If I had the chance to buy my Xbox One all over again, I wouldn't.

Though I've used the machine here and there for games I've enjoyed, like Sea of Thieves or Quantum Break, it mostly sits dormant. It's enjoyed new life lately because of Xbox Game Pass, but if I'm honest, I'm using that much more on PC than on console. I was a big Xbox fan through the last few hardware cycles, from the launch of Halo through the earliest days of Xbox Live and into the 360 era, but with the Xbox One, Microsoft all but lost me. Its hubris-born missteps at the launch of the Xbox One, coupled with an absolute deficiency of games I cared about that I couldn't readily get on PS4, have just been too hard to overcome.
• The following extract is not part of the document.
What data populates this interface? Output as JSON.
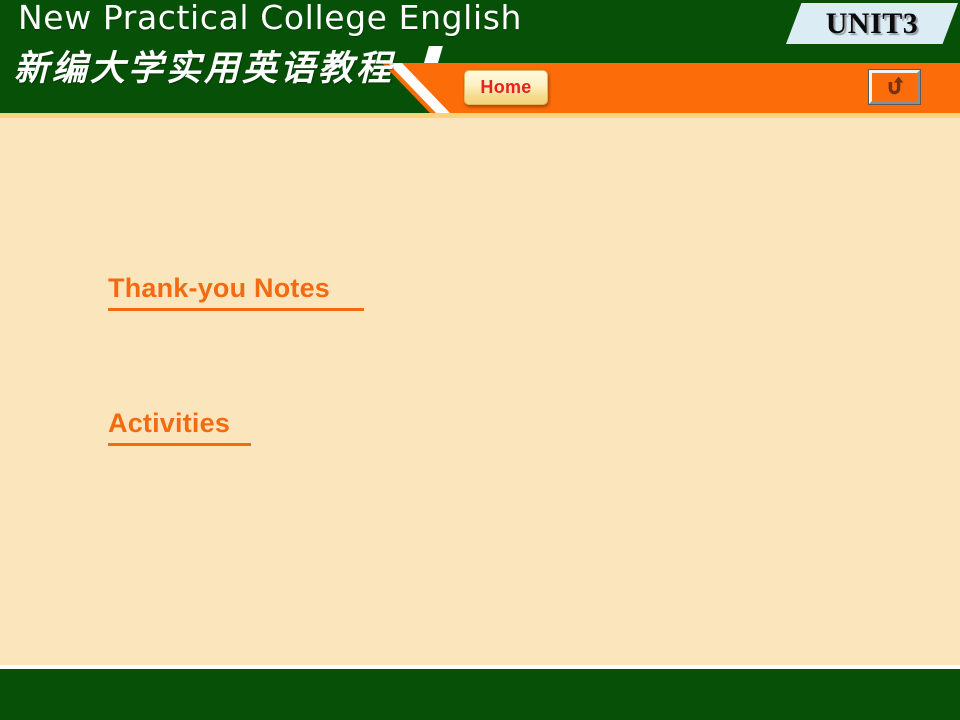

And all that is on my mind as I consider taking the plunge on a new system.

Realistically, I expect I'll have to shell out for a new system (as I mentioned when talking about PS5, I always have trouble justifying gaming expenses, and for me, $500 is a very big ask). But I still remember all those promises of games with integrated TV shows and whole seasons of Xbox-exclusive content, so I won't be easily convinced about anything Microsoft claims about the Series X until I see the games on it.

Games are already a significant expense for most people, and Microsoft is coming from behind in a big way, due mostly to its screw-ups the last time it launched hardware. Honestly, the company's best bet this fall would be to find lots of ways to make buying a new Series X a major value proposition, by coming in with a low price point, or perhaps a big bundle of free Xbox Game Pass subscription capabilities (backward compatibility is a big selling point for the console and is a step in the right direction). That would ease my mind as I open my wallet. Regardless, I'm expecting hardware costs will mean I'll have to pay about $500 for Microsoft's new machine, but I definitely won't be doing so until I'm sure owning a new Xbox will be worth it.